Pour Olivier Motte, "On est loin de la simplification demandée cet hiver !" - © O.M

Vous êtes planteur de chanvre depuis 3 ans et en cultivez aujourd'hui 18,5 ha sur votre exploitation. Mais cette année, vous risquez de voir vos aides à la production ainsi que vos DPB et éco-régimes suspendus. Que vous reproche-t-on ?

Olivier Motte : On me reproche de ne pas avoir fourni les étiquettes Soc, présentes sur chaque sac de semences, avec un numéro de code lot et un numéro unique d'identification. J'étais malheureusement immobilisé à la suite d'un accident du travail survenu en avril. J'ai donc confié début mai à un prestataire, avec qui je travaille depuis trois ans pour la transition en agriculture de conservation des sols, le soin de réaliser le chantier de semis. Malgré mes prérogatives, les sacs de semences de chanvre ont été jetés, entraînant la perte des étiquettes 2024 originales. Je me suis dit que l'impossibilité de fournir ces étiquettes entraînerait uniquement la perte des aides couplées à la production. Hélas, c'est en réalité entre 4.000 et 5.000 EUR d'aides compensatoires Pac qui me seront retirés !

La position actuelle de la DDT est qu'aucun DPB ni aide à la production ne sont accordés si on est dans l'incapacité de fournir les étiquettes. Et je ne suis pas le seul dans cette situation ! D'autres planteurs se retrouvent également à ne pas pouvoir fournir ces fameuses étiquettes et, à cause du retard d'instruction des dossiers Pac généré, se voir refuser le versement de l'acompte du mois d'octobre.

Qu'attendez-vous des autorités ?

Je ne conteste pas la faute, mais le décalage qui existe avec la sanction. J'ai averti l'administration de l'absence d'étiquettes, j'ai fourni, à leur demande, une attestation sur l'honneur ainsi qu'un certificat de Planète Chanvre reprenant les qualités de semences achetées et un maximum de références. Ça ne suffit pas. J'ai pourtant été contrôlé deux années consécutives par la Fédération nationale des producteurs de chanvre, à la demande de l'ASP, sur le taux de THC : mes parcelles ne leur sont donc pas inconnues ! Il y a un niveau de traçabilité très exigeant dès le début de la chaîne mais c'est nous, planteurs, qui au bout, sommes lourdement pénalisés à cause de bouts de papier qui vont finir en confettis. Il s'agit bien de complexité administrative. On est loin de la simplification demandée cet hiver ! Ce serait tout aussi bénéfique pour les agents de la DDT de ne plus avoir à gérer ces étiquettes. La FNSEA a remonté le sujet auprès du ministère de l'Agriculture. On attend maintenant la réponse. Mais, en attendant, je reste dans l'expectative la plus totale et je ne sais pas si je vais récolter mon chanvre la semaine prochaine. Je n'en dors plus. Je prétends pourtant, comme tous mes autres collègues, au droit à l'erreur, le vrai, en tant qu'humain, pas celui des feux verts et rouges par satellites. Qu'on cesse de prendre les producteurs pour des malfaisants !

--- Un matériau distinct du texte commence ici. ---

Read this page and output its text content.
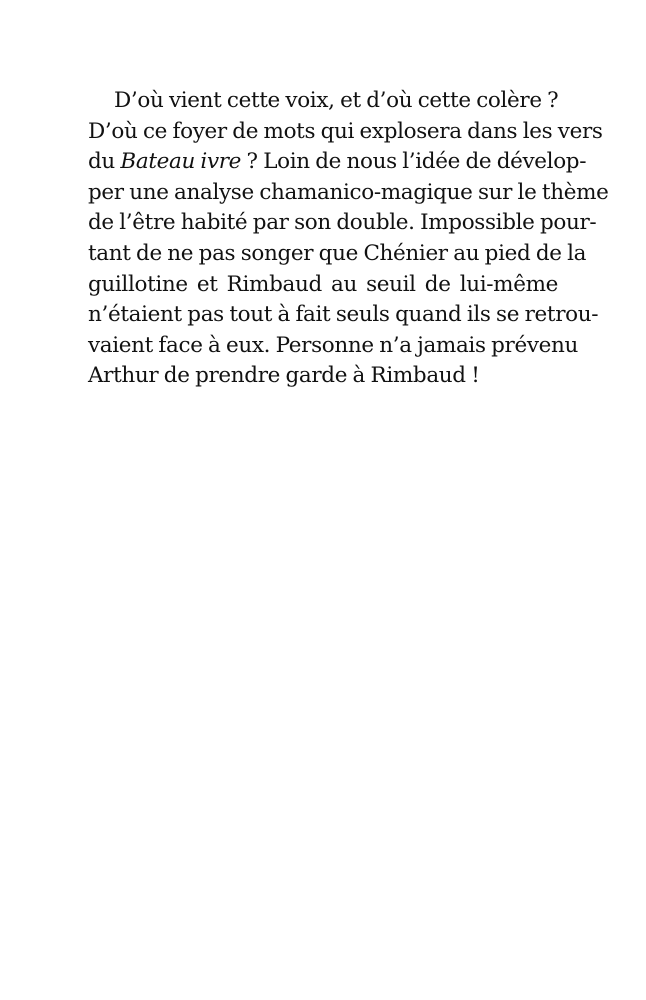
D’où vient cette voix, et d’où cette colère ?
D’où ce foyer de mots qui explosera dans les vers
du Bateau ivre ? Loin de nous l’idée de dévelop-
per une analyse chamanico-magique sur le thème
de l’être habité par son double. Impossible pour-
tant de ne pas songer que Chénier au pied de la
guillotine et Rimbaud au seuil de lui-même
n’étaient pas tout à fait seuls quand ils se retrou-
vaient face à eux. Personne n’a jamais prévenu
Arthur de prendre garde à Rimbaud !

D'autant qu'avec la culture du chanvre vous vous êtes engagé dans une logique de protection de la ressource en eau et à vous adapter au changement climatique, une démarche encouragée par les administrations françaises et européennes...

C'est ce qui rend l'affaire d'autant plus surprenante. Le comble est que je fais partie du programme Ecophyto «Produire ensemble autrement» (voir encadré). Une filière chanvre est véritablement en train de naître. Dans l'Oise, nous n'étions que 4 ou 5 agriculteurs concernés en 2022. On est passé à 40 planteurs cette année !

Le chanvre présente de nombreux avantages face au changement climatique. C'est une plante extrêmement résiliente, peu consommatrice en eau et en intrants. Ma marge économique reste encore faible et, sans les aides, la récolte se fera à perte cette année. Quel message fort envoyé par le ministère de l'Agriculture à la filière chanvre en plein développement dans l'Oise ! Cette culture devrait donner de l'espoir à nos jeunes qui s'installent aujourd'hui pour cultiver des plantes résistantes au réchauffement et créer des écosystèmes à l'échelle du territoire.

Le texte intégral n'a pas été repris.